Why Do Koreans Scrimp at Home But Spend Freely Abroad?

      August 24, 2016 13:08

      Household spending at home in the second quarter of this year fell to the lowest level ever, while credit card spending overseas reached a record high. The average propensity to consume -- the spending money left over after standing costs -- fell to 70.9 percent, which was a record low.

      But Korean tourists abroad spent freely, with credit card spending overseas up 5.2 percent compared to the first quarter to hit a record high. The amount of money each Korean tourist spent overseas on one credit card rose 2.1 percent.

      The main reason why households have cut back on spending is because incomes are stagnant. Actual household income growth considering inflation was almost flat compared to the same period of 2015. Households cut down on spending on food and non-alcoholic beverages (down 4.2 percent), clothes and shoes (down 2.5 percent) and household products and services (down 6.4 percent).
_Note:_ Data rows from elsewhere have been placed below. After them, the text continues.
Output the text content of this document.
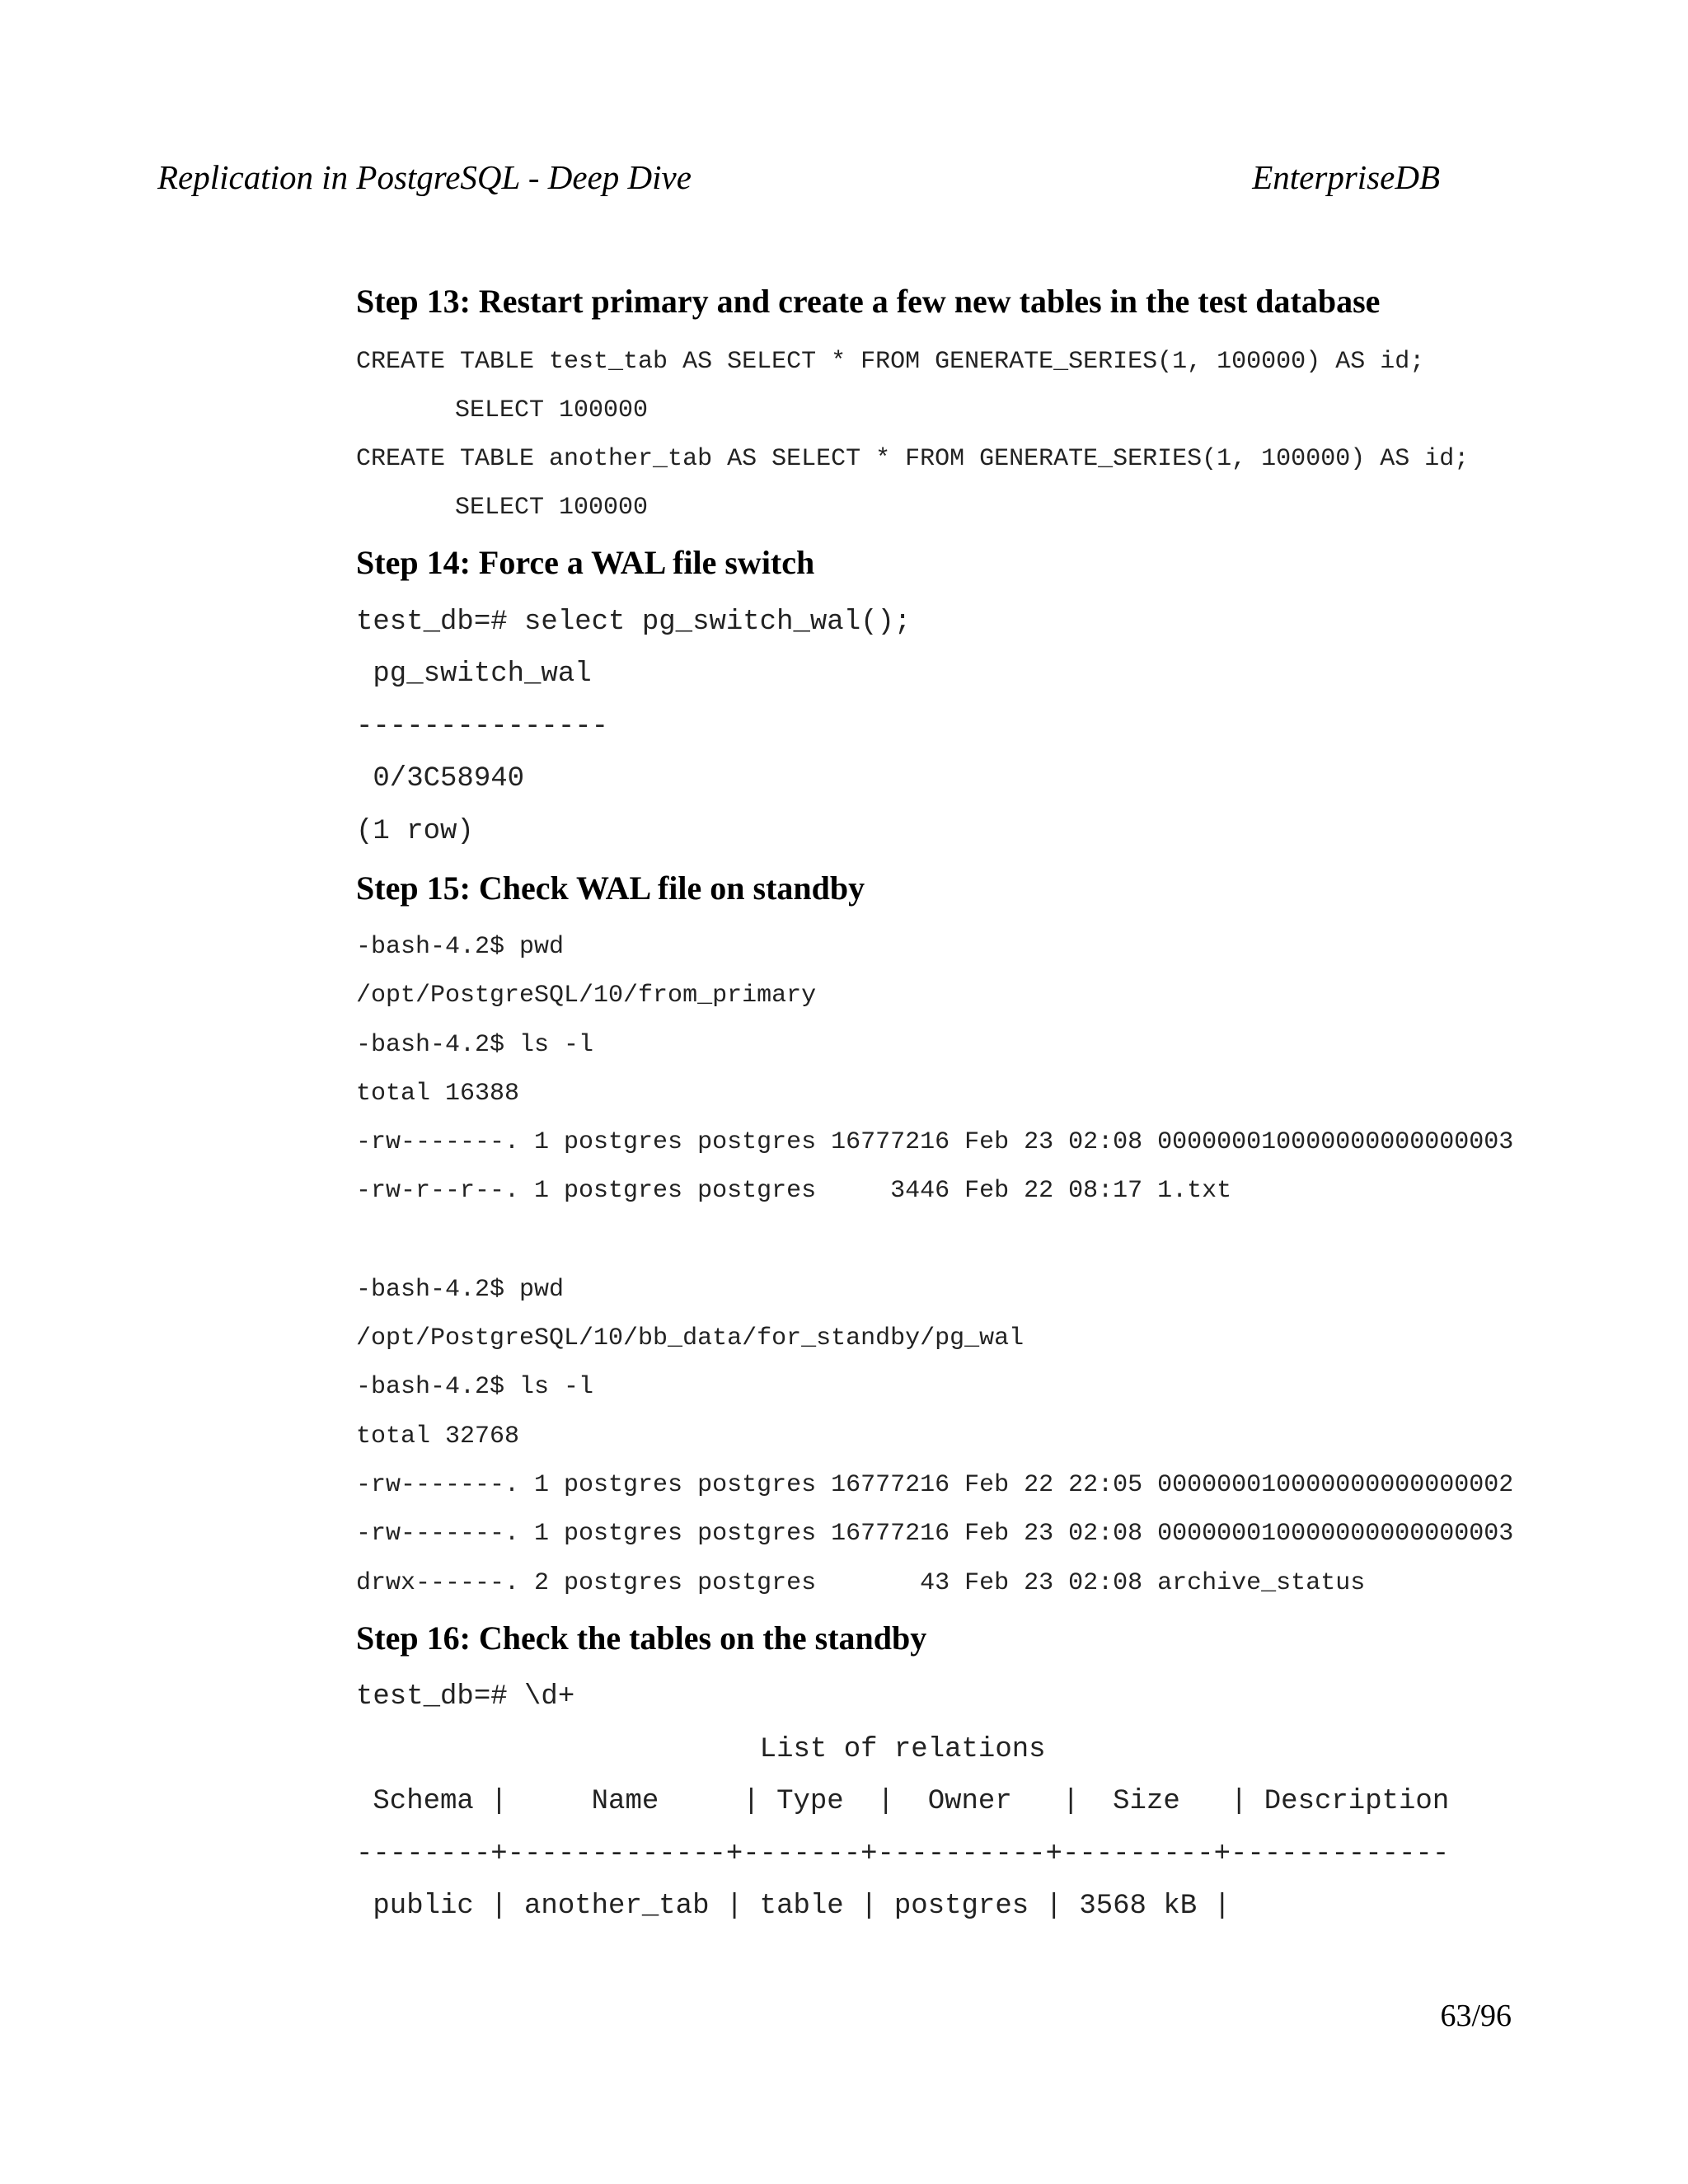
Replication in PostgreSQL - Deep Dive	EnterpriseDB
Step 13: Restart primary and create a few new tables in the test database
CREATE TABLE test_tab AS SELECT * FROM GENERATE_SERIES(1, 100000) AS id;
SELECT 100000
CREATE TABLE another_tab AS SELECT * FROM GENERATE_SERIES(1, 100000) AS id;
SELECT 100000
Step 14: Force a WAL file switch
test_db=# select pg_switch_wal();
pg_switch_wal
---------------
0/3C58940
(1 row)
Step 15: Check WAL file on standby
-bash-4.2$ pwd
/opt/PostgreSQL/10/from_primary
-bash-4.2$ ls -l
total 16388
-rw-------. 1 postgres postgres 16777216 Feb 23 02:08 000000010000000000000003
-rw-r--r--. 1 postgres postgres     3446 Feb 22 08:17 1.txt
-bash-4.2$ pwd
/opt/PostgreSQL/10/bb_data/for_standby/pg_wal
-bash-4.2$ ls -l
total 32768
-rw-------. 1 postgres postgres 16777216 Feb 22 22:05 000000010000000000000002
-rw-------. 1 postgres postgres 16777216 Feb 23 02:08 000000010000000000000003
drwx------. 2 postgres postgres       43 Feb 23 02:08 archive_status
Step 16: Check the tables on the standby
test_db=# \d+
List of relations
Schema |     Name     | Type  |  Owner   |  Size   | Description
--------+-------------+-------+----------+---------+-------------
public | another_tab | table | postgres | 3568 kB |
63/96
      If an anti-graft law that caps gifts to authority figures goes into effect next month, there are concerns that private consumption will decline even further.
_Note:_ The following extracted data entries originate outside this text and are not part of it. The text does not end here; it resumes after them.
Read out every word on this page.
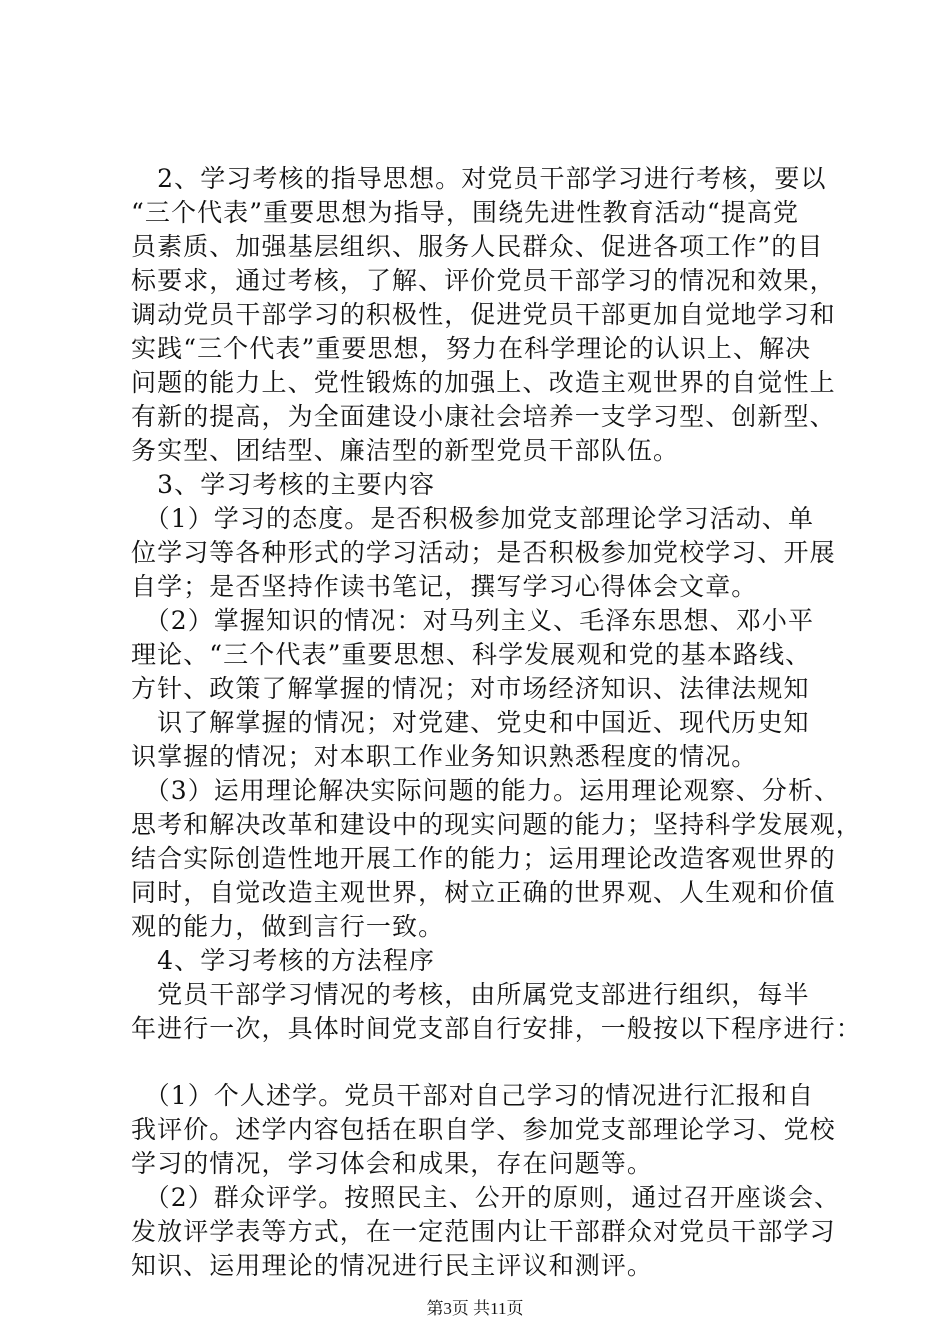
　2、学习考核的指导思想。对党员干部学习进行考核，要以
“三个代表”重要思想为指导，围绕先进性教育活动“提高党
员素质、加强基层组织、服务人民群众、促进各项工作”的目
标要求，通过考核，了解、评价党员干部学习的情况和效果，
调动党员干部学习的积极性，促进党员干部更加自觉地学习和
实践“三个代表”重要思想，努力在科学理论的认识上、解决
问题的能力上、党性锻炼的加强上、改造主观世界的自觉性上
有新的提高，为全面建设小康社会培养一支学习型、创新型、
务实型、团结型、廉洁型的新型党员干部队伍。
　3、学习考核的主要内容
　（1）学习的态度。是否积极参加党支部理论学习活动、单
位学习等各种形式的学习活动；是否积极参加党校学习、开展
自学；是否坚持作读书笔记，撰写学习心得体会文章。
　（2）掌握知识的情况：对马列主义、毛泽东思想、邓小平
理论、“三个代表”重要思想、科学发展观和党的基本路线、
方针、政策了解掌握的情况；对市场经济知识、法律法规知
　识了解掌握的情况；对党建、党史和中国近、现代历史知
识掌握的情况；对本职工作业务知识熟悉程度的情况。
　（3）运用理论解决实际问题的能力。运用理论观察、分析、
思考和解决改革和建设中的现实问题的能力；坚持科学发展观，
结合实际创造性地开展工作的能力；运用理论改造客观世界的
同时，自觉改造主观世界，树立正确的世界观、人生观和价值
观的能力，做到言行一致。
　4、学习考核的方法程序
　党员干部学习情况的考核，由所属党支部进行组织，每半
年进行一次，具体时间党支部自行安排，一般按以下程序进行：
　（1）个人述学。党员干部对自己学习的情况进行汇报和自
我评价。述学内容包括在职自学、参加党支部理论学习、党校
学习的情况，学习体会和成果，存在问题等。
　（2）群众评学。按照民主、公开的原则，通过召开座谈会、
发放评学表等方式，在一定范围内让干部群众对党员干部学习
知识、运用理论的情况进行民主评议和测评。
第3页 共11页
      Sputtering private consumption is among the biggest problems facing Korea. When exports are wallowing in a structural slump, stimulating private consumption is the only way to revive the economy, but consumers refuse to open their wallets despite a slew of stimulus schemes.

      Other governments are drastically easing regulations and nurturing their tourism and service industries to stimulate private consumption and attract tourists, embracing brash entertainments that appeal to mass consumers. Japan now has a Universal Studios in Osaka, and China a Disneyland in Shanghai. Singapore decided to allow its citizens into casinos, although under strict guidelines.

      There are plans to open a Universal Studios in Gyeonggi Province, but red tape and soaring land prices have complicated the project. Efforts to build cable cars in major mountain resorts to draw more tourists have been stymied by environmental groups.

      But the only way to stimulate private spending is to develop the service sector, which includes tourism, medical, retail, communication and financial industries and create new demand. The government's endless stopgap measures, like temporary tax breaks and a measly W10 trillion supplementary budget, are not enough (US$1=W1,118). Drastic easing of red tape is needed to foster an environment where new products and services can be created, which in turn will boost private spending and incomes.